On se jette souvent dans les eaux glacées de la rivière Sainte-Bob,
qui pourrait bien être quelque part au Canada, entre ville et forêt.
De chaque côté du cours d'eau, véritable épine dorsale du roman,
Djian a installé toute une communauté. Les tourments des uns se
trouvaient racontés dans "Assassins" (1994),
l'incommunicabilité des autres dans "Criminels" (1997). Dans
"Sainte-Bob", ils sont réunis - mais à distance - par celui
qui leur a donné le jour: un écrivain en perte de vitesse, nommé Luc
Paradis. En fait, c'est plutôt l'enfer pour cet homme qui, depuis trois
ans, tente de se remettre d'une déchirure amoureuse. Eileen a quitté
le Paradis pour une sorte de cow-boy baraqué qui roule en 4 X 4... mais
son ex-mari n'a pu se résoudre à déménager. Il habite toujours leur
maison, au sommet de la colline. Après avoir sombré dans l'alcool, il
a peu à peu stabilisé sa chute. Une psy l'écoute et le conseille, une
voisine dés uvrée le console côté sexe, il travaille un peu dans une
agence de voyages. Et surtout, dans son petit bureau, il écrit, comme
s'il suivait une thérapie. Deux livres en même temps:
"Assassins" les jours de pluie, et "Criminels" les
jours d'ouragan. Deux livres que le lecteur de Djian peut avoir déjà
eu entre les mains, même si l'habile construction des trois permet de
les lire de façon autonome. AMBIGUÏTE, MANIPULATION J'avais une très vague
idée d'une trilogie, commente l'auteur de "Sainte-Bob".
Lorsque j'ai terminé "Assassins", et à la manière dont j'ai
commencé "Criminels", j'ai senti que ces livres seraient liés
: non pas une succession linéaire dans le temps, mais deux séries de
personnages qui se connaissent, dans un même lieu, avec les masques
qu'ils portent, et des passages d'un livre à l'autre. Le troisième
roman boucle l'histoire, en les réunissant grâce à l'écrivain, et
montre que derrière "Assassins" et "Criminels", il
y avait encore une autre fiction: "Sainte-Bob". NAUFRAGE OU RÉMISSION Avec ce naufrage du sexe
et des sentiments, cette gadoue existentielle qui frise la névrose
obsessionnelle, Djian reste fidèle à son univers. Mais la manière
n'est plus celle d'autrefois, exaltée, sexe et technicolor, façon
Beineix dans "37,2o ". "Assassins" plantait
dramatiquement le décor des amours en quenouille et des voisins
voyeurs, "Criminels" frappait par son ton rêche et ses
dialogues abrupts. Mille mots de Djian, entre cinéma, musique et langue Ça le gêne qu'on le ramène
toujours à "37,2". Mais il n'a rien d'un taiseux. Djian ne
rechigne ni au coup de griffe ni à partager ses enthousiasmes: une expo
de Louise Bourgeois, un roman de McLiam Wilson ou de Martin Amis, le
dernier film des frères Coen. Cinéma Le cadre, c'est aussi
important pour un écrivain que pour un cinéaste. Dans un de ses films,
John Ford imagine le cercueil d'une putain qui traverse tout un village,
avec les gens en file derrière lui. Son scénariste lui dit: Mais
attends, dans l'histoire... Et Ford répond: Je m'en fous, on fait ça.

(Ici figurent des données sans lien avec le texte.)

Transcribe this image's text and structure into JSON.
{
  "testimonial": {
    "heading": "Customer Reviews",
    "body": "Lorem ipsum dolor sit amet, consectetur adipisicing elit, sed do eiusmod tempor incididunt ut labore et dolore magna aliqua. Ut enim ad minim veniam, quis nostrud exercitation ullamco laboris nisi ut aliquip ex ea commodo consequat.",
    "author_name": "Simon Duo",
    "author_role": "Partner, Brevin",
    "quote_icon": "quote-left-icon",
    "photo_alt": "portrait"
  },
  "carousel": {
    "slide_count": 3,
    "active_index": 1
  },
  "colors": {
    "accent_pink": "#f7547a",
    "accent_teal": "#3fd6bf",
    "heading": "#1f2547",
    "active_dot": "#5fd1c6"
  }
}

Et ça fonctionne. Comme écrivain, je fais pareil. J'essaye quelque
chose, je regarde l'effet que ça donne, parfois ça ne mène à rien.
Ça veut dire qu'il n'est pas nécessaire d'avoir un plan avant d'écrire.
Je suis sur l'écriture de scénarios, pour deux réalisateurs différents...
mais je préfère ne pas en parler maintenant. Tout ce que j'aimerais,
c'est participer à un film aussi tragicomique et réussi que les frères
Coen dans "The big Lebowski". Etre toujours sur le fil, c'est
ce qu'il y a de mieux . Stephan Eicher Je travaille avec lui
parce que c'est vraiment quelqu'un que j'aime bien, mais il n'y a pas de
plaisir particulier pour moi à écrire des textes qui seront mis en
musique. Je ne connais pas assez ce métier-là, et ça m'agace plutôt
de faire des bouts rimés. Lire "Déjeuner en paix" n'aurait
aucun intérêt. Ça n'a de sens que parce que c'est mis en musique,
avec la voix d'Eicher, les arrangements, tout son travail à lui. En général,
je lui envoie des tas de petits textes, il choisit, m'envoie des débuts
de musique, ça oriente la suite de ce que j'écris. Le seul problème,
c'est que le français n'est pas sa langue maternelle, et il a un mal
fou avec certains sonorités, ça le gêne. Mon boulot est d'essayer
d'enlever ces difficultés, tout en gardant le sens du texte. C'est un
vrai copain. Premier roman Il ne se passe pas
grand-chose dans la littérature française aujourd'hui. Regardez
Mazarine et son "Premier roman", on ne peut même pas dire que
c'est bien ou mal écrit, disons plutôt que c'est écrit lisse, propre,
rassurant. Mais où est l'intérêt? Pourquoi publier, si ce n'est pour
le fric et parce que c'est la fille de Mitterrand? Ça n'apporte rien à
la langue, ni à la littérature. Mais la pauvre, avec cet éclairage,
ce poids incroyable sur les épaules, dès le premier livre... on lui ôte
toute possibilité d'essai. Est-ce qu'on se remet de ce genre de trucs?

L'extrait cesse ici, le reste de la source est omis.